JBT Cats In Japanese Popular Culture


The infamous Maneki Neko, or beckoning cat, is based on popular Japanese legends. One legend tells of a temple cat, presumably a Japanese Bobtail cat named Tama, saving a lord from death by lightning strike.

The Maneki Neko is a sculpture in the likeness of a Japanese Bobtail. They can often be seen in shops as they're said to bring luck, fortune, and customers to the owner.

Gold Maneki Neko figurine

I've seen Maneki Nekos that are figurines that are just a few inches high, and others that are fairly large sculptures.

I have a few Maneki Neko figurines myself, such as this gold one pictured to the right.

Although they may come in all variety of colors, the most common depiction is of a calico cat.

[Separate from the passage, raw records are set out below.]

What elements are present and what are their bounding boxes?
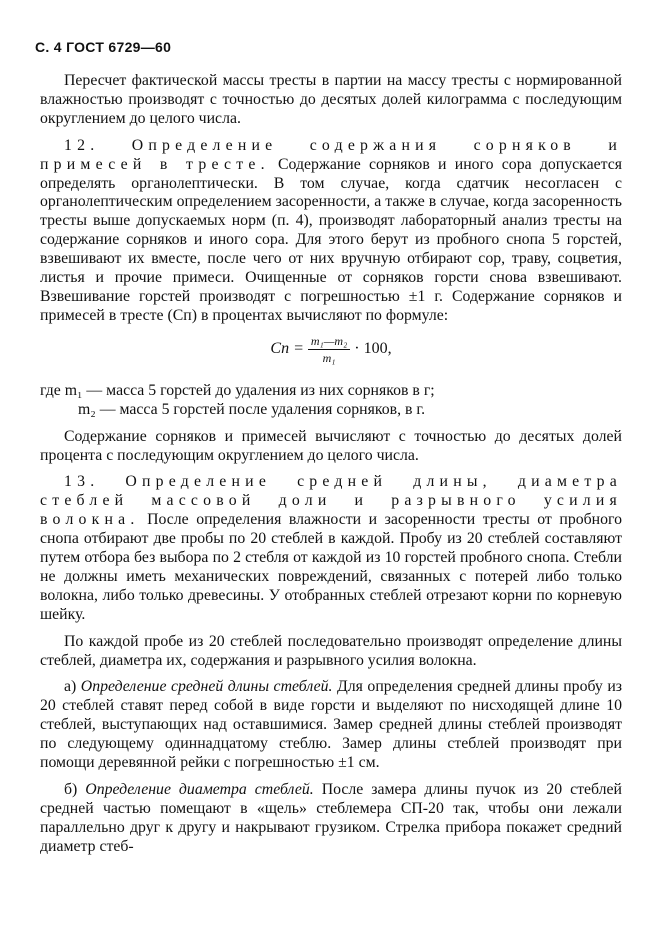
text-column	[40, 72, 622, 865]
section-12-heading: 12. Определение содержания сорняков и примесей в тресте.	[40, 136, 622, 173]
subsection-a-body: Для определения средней длины пробу из 20 стеблей ставят перед собой в виде горсти и выделяют по нисходящей длине 10 стеблей, выступающих над оставшимися. Замер средней длины стеблей производят по следующему одиннадцатому стеблю. Замер длины стеблей производят при помощи деревянной рейки с погрешностью ±1 см.	[40, 678, 623, 772]
subsection-b-heading: Определение диаметра стеблей.	[85, 781, 314, 798]
formula-legend	[40, 382, 622, 420]
subsection-b-body: После замера длины пучок из 20 стеблей средней частью помещают в «щель» стеблемера СП-20 так, чтобы они лежали параллельно друг к другу и накрывают грузиком. Стрелка прибора покажет средний диаметр стеб-	[40, 781, 623, 855]
paragraph-recalculation: Пересчет фактической массы тресты в партии на массу тресты с нормированной влажностью производят с точностью до десятых долей килограмма с последующим округлением до целого числа.	[40, 72, 622, 127]
formula	[40, 334, 622, 378]
subsection-a-heading: Определение средней длины стеблей.	[80, 678, 333, 696]
legend-m1: где m₁ — масса 5 горстей до удаления из них сорняков в г;	[40, 381, 435, 399]
subsection-b	[40, 781, 622, 857]
formula-numerator: m₁—m₂	[308, 334, 350, 350]
page-header: С. 4 ГОСТ 6729—60	[35, 39, 172, 55]
section-12-body: Содержание сорняков и иного сора допускается определять органолептически. В том случае, когда сдатчик несогласен с органолептическим определением засоренности, а также в случае, когда засоренность тресты выше допускаемых норм (п. 4), производят лабораторный анализ тресты на содержание сорняков и иного сора. Для этого берут из пробного снопа 5 горстей, взвешивают их вместе, после чего от них вручную отбирают сор, траву, соцветия, листья и прочие примеси. Очищенные от сорняков горсти снова взвешивают. Взвешивание горстей производят с погрешностью ±1 г. Содержание сорняков и примесей в тресте (Cп) в процентах вычисляют по формуле:	[40, 155, 623, 324]
paragraph-sampling: По каждой пробе из 20 стеблей последовательно производят определение длины стеблей, диаметра их, содержания и разрывного усилия волокна.	[40, 632, 622, 669]
formula-fraction	[308, 334, 350, 365]
subsection-a	[40, 678, 622, 773]
formula-denominator: m₁	[322, 350, 336, 365]
section-13-body: После определения влажности и засоренности тресты от пробного снопа отбирают две пробы по 20 стеблей в каждой. Пробу из 20 стеблей составляют путем отбора без выбора по 2 стебля от каждой из 10 горстей пробного снопа. Стебли не должны иметь механических повреждений, связанных с потерей либо только волокна, либо только древесины. У отобранных стеблей отрезают корни по корневую шейку.	[40, 511, 622, 623]
subsection-b-lead: б)	[64, 781, 78, 798]
section-12	[40, 137, 622, 326]
formula-rhs: · 100,	[354, 339, 392, 357]
paragraph-precision: Содержание сорняков и примесей вычисляют с точностью до десятых долей процента с последующим округлением до целого числа.	[40, 427, 622, 464]
legend-m2: m₂ — масса 5 горстей после удаления сорняков, в г.	[78, 400, 426, 418]
formula-lhs: Cп =	[270, 339, 304, 357]
section-13-heading: 13. Определение средней длины, диаметра стеблей массовой доли и разрывного усилия волокна.	[40, 473, 622, 529]
subsection-a-lead: а)	[64, 678, 77, 696]
section-13	[40, 473, 622, 624]
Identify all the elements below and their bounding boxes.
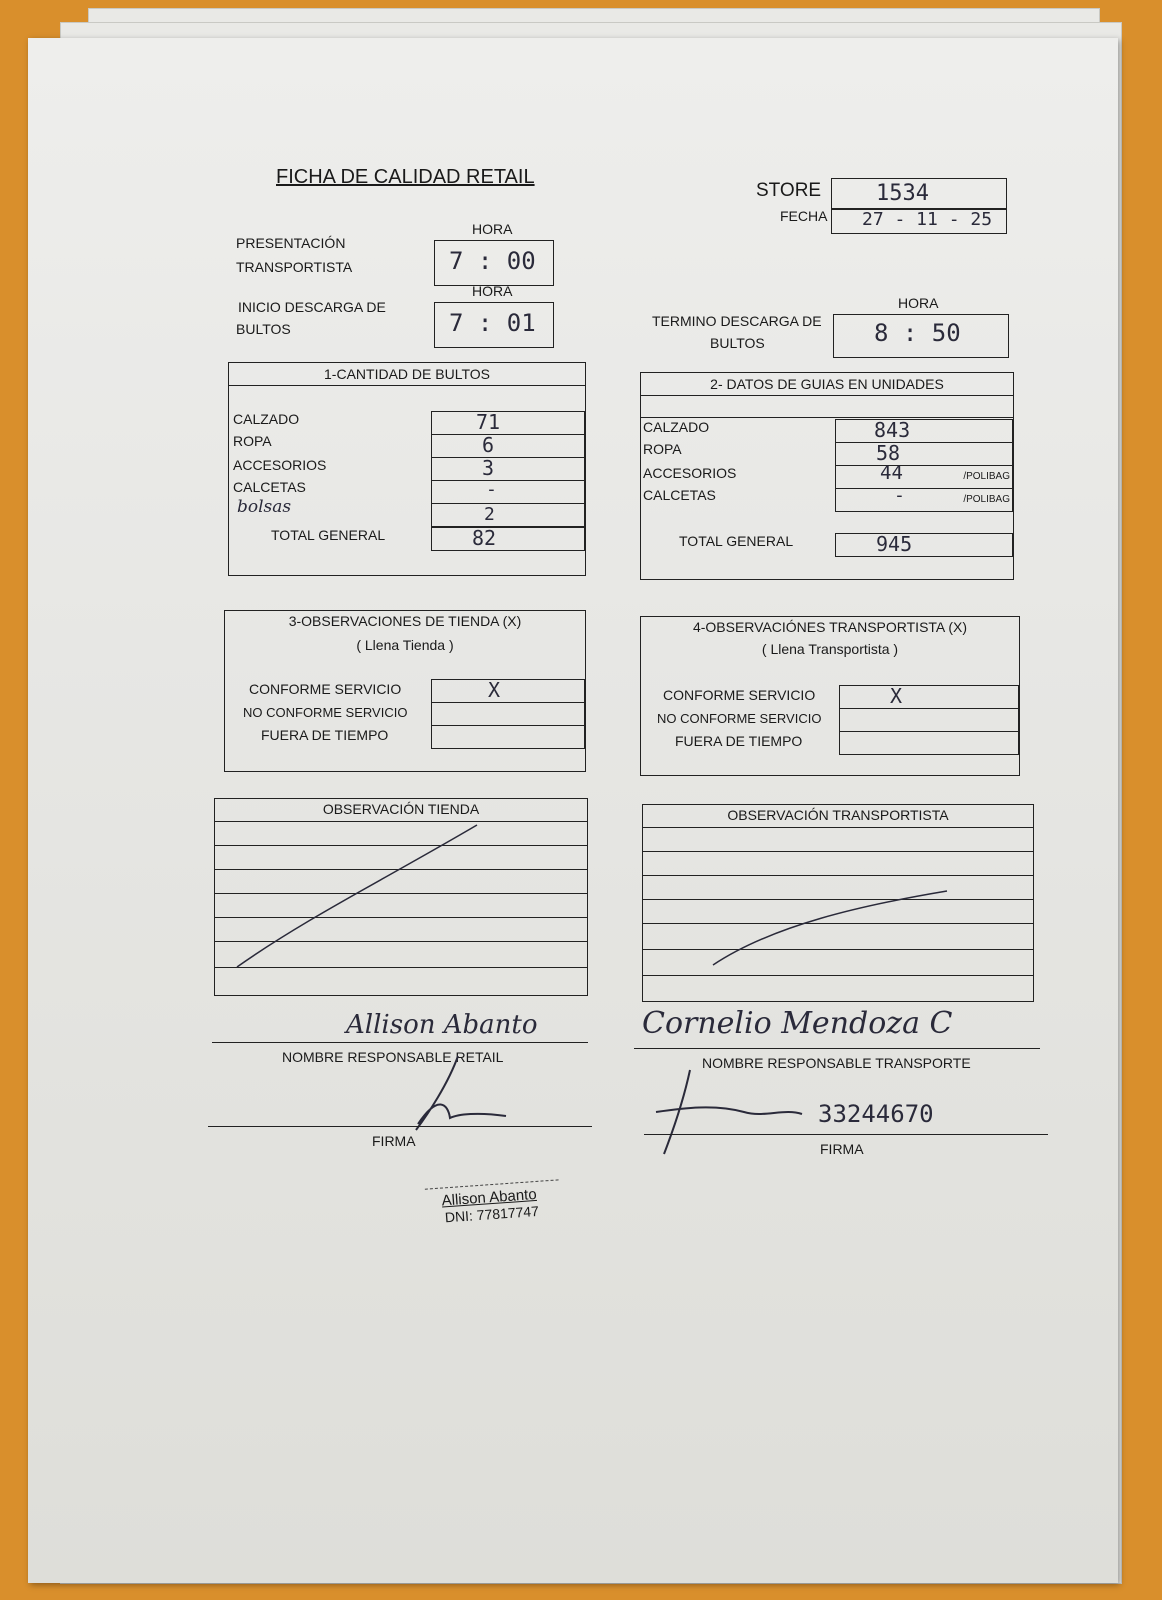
obs-tienda-row-label-no-conforme: NO CONFORME SERVICIO [243, 705, 408, 720]
transporte-firma-line [644, 1134, 1048, 1135]
cantidad-bultos-title: 1-CANTIDAD DE BULTOS [229, 363, 585, 386]
obs-transportista-row-label-no-conforme: NO CONFORME SERVICIO [657, 711, 822, 726]
bultos-row-label-bolsas: bolsas [237, 497, 292, 517]
obs-tienda-subtitle: ( Llena Tienda ) [356, 637, 454, 653]
guias-total-label: TOTAL GENERAL [679, 533, 794, 549]
bultos-row-label-calcetas: CALCETAS [233, 479, 306, 495]
transporte-firma-label: FIRMA [820, 1141, 864, 1157]
retail-name-line [212, 1042, 588, 1043]
fecha-field [831, 208, 1007, 234]
obs-transportista-subtitle: ( Llena Transportista ) [761, 641, 899, 657]
inicio-value: 7 : 01 [449, 309, 536, 337]
retail-signature-icon [388, 1054, 508, 1134]
obs-tienda-title: 3-OBSERVACIONES DE TIENDA (X) [288, 613, 522, 629]
inicio-label-1: INICIO DESCARGA DE [238, 299, 386, 315]
guias-row-label-ropa: ROPA [643, 441, 682, 457]
bultos-value-cell-calzado [431, 411, 585, 435]
hora-label-1: HORA [472, 221, 513, 237]
stamp-dni: DNI: 77817747 [444, 1202, 540, 1226]
form-sheet [28, 38, 1118, 1583]
guias-unit-accesorios: /POLIBAG [963, 471, 1010, 482]
guias-row-label-accesorios: ACCESORIOS [643, 465, 737, 481]
hora-label-3: HORA [898, 295, 939, 311]
inicio-field [434, 302, 554, 348]
obs-tienda-section [224, 610, 586, 772]
guias-value-cell-ropa [835, 442, 1013, 466]
guias-row-label-calcetas: CALCETAS [643, 487, 716, 503]
store-field [831, 178, 1007, 210]
obs-tienda-check-conforme [431, 679, 585, 703]
observacion-tienda-title: OBSERVACIÓN TIENDA [322, 801, 480, 817]
fecha-value: 27 - 11 - 25 [862, 209, 993, 230]
observacion-transportista-title: OBSERVACIÓN TRANSPORTISTA [727, 807, 949, 823]
transporte-name-handwritten: Cornelio Mendoza C [642, 1006, 953, 1041]
obs-transportista-row-label-fuera-tiempo: FUERA DE TIEMPO [675, 733, 803, 749]
bultos-row-label-accesorios: ACCESORIOS [233, 457, 327, 473]
bultos-value-calzado: 71 [476, 410, 501, 434]
observacion-transportista-box [642, 804, 1034, 1002]
guias-value-cell-calzado [835, 419, 1013, 443]
obs-transportista-row-label-conforme: CONFORME SERVICIO [663, 687, 816, 703]
bultos-row-label-ropa: ROPA [233, 433, 272, 449]
guias-value-accesorios: 44 [880, 462, 903, 484]
bultos-value-cell-accesorios [431, 457, 585, 481]
presentacion-value: 7 : 00 [449, 247, 536, 275]
datos-guias-section [640, 372, 1014, 580]
observacion-tienda-box [214, 798, 588, 996]
fecha-label: FECHA [780, 208, 828, 224]
obs-tienda-check-no-conforme [431, 702, 585, 726]
guias-value-cell-calcetas [835, 485, 1013, 512]
transporte-name-label: NOMBRE RESPONSABLE TRANSPORTE [702, 1055, 971, 1071]
obs-transportista-title: 4-OBSERVACIÓNES TRANSPORTISTA (X) [692, 619, 968, 635]
retail-name-handwritten: Allison Abanto [346, 1010, 538, 1040]
guias-value-ropa: 58 [876, 441, 901, 465]
guias-total-cell [835, 533, 1013, 557]
guias-value-calcetas: - [894, 485, 905, 506]
hora-label-2: HORA [472, 283, 513, 299]
retail-firma-line [208, 1126, 592, 1127]
termino-label-2: BULTOS [710, 335, 765, 351]
guias-total-value: 945 [876, 532, 913, 556]
transporte-signature-icon [654, 1068, 804, 1158]
stamp-name: Allison Abanto [441, 1185, 538, 1210]
obs-transportista-check-conforme [839, 685, 1019, 709]
termino-field [833, 314, 1009, 358]
retail-name-label: NOMBRE RESPONSABLE RETAIL [282, 1049, 504, 1065]
termino-value: 8 : 50 [874, 319, 961, 347]
store-label: STORE [756, 180, 822, 201]
presentacion-label-2: TRANSPORTISTA [236, 259, 353, 275]
obs-tienda-check-fuera-tiempo [431, 725, 585, 749]
bultos-value-ropa: 6 [482, 433, 495, 457]
transporte-dni-handwritten: 33244670 [818, 1100, 934, 1128]
obs-transportista-check-no-conforme [839, 708, 1019, 732]
bultos-value-calcetas: - [486, 479, 497, 500]
observacion-tienda-strike-line [215, 799, 587, 995]
obs-tienda-row-label-conforme: CONFORME SERVICIO [249, 681, 402, 697]
obs-transportista-check-fuera-tiempo [839, 731, 1019, 755]
bultos-total-label: TOTAL GENERAL [271, 527, 386, 543]
obs-tienda-row-label-fuera-tiempo: FUERA DE TIEMPO [261, 727, 389, 743]
obs-transportista-section [640, 616, 1020, 776]
obs-transportista-mark-conforme: X [890, 684, 903, 708]
datos-guias-title: 2- DATOS DE GUIAS EN UNIDADES [641, 373, 1013, 396]
presentacion-label-1: PRESENTACIÓN [236, 235, 346, 251]
guias-unit-calcetas: /POLIBAG [963, 494, 1010, 505]
guias-row-label-calzado: CALZADO [643, 419, 710, 435]
cantidad-bultos-section [228, 362, 586, 576]
termino-label-1: TERMINO DESCARGA DE [652, 313, 822, 329]
retail-stamp [425, 1179, 561, 1226]
bultos-total-value: 82 [472, 526, 497, 550]
bultos-value-accesorios: 3 [482, 456, 495, 480]
obs-tienda-mark-conforme: X [488, 678, 501, 702]
bultos-value-cell-calcetas [431, 480, 585, 504]
bultos-row-label-calzado: CALZADO [233, 411, 300, 427]
bultos-value-cell-bolsas [431, 503, 585, 527]
guias-value-cell-accesorios [835, 462, 1013, 489]
store-value: 1534 [876, 181, 929, 206]
inicio-label-2: BULTOS [236, 321, 291, 337]
datos-guias-title-rule [641, 417, 1013, 418]
observacion-transportista-strike-line [643, 805, 1033, 1001]
bultos-total-cell [431, 527, 585, 551]
bultos-value-bolsas: 2 [484, 504, 495, 525]
form-title: FICHA DE CALIDAD RETAIL [276, 166, 535, 188]
guias-value-calzado: 843 [874, 418, 911, 442]
transporte-name-line [634, 1048, 1040, 1049]
retail-firma-label: FIRMA [372, 1133, 416, 1149]
bultos-value-cell-ropa [431, 434, 585, 458]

Maneki Neko are associated with good luck, monetary fortune, good health, and general prosperity. Will a maneki neko piggy bank attract more money than a regular piggy bank?

Calico Japanese bobtail catCalico Japanese Bobtail

Photo credit: Calico Japanese Bobtail

Hello Kitty, the popular cartoon cat is a pop culture icon created by the Sanrio Company of Japan. She is famous for her sayings, such as "Hello Kitty says you can never have too many friends!"

This mouth-less character from London, who loves apple pie, is said by some to be based on the Maneki Neko. Others claim she's based on the Japanese Bobtail.

As strange as it may seem, though, Hello Kitty is not a cat. This came as a shock to many of us, but she's actually a British third-grader.

Hello Kitty is also very popular in the US and other parts of the world as well, and is now a global brand.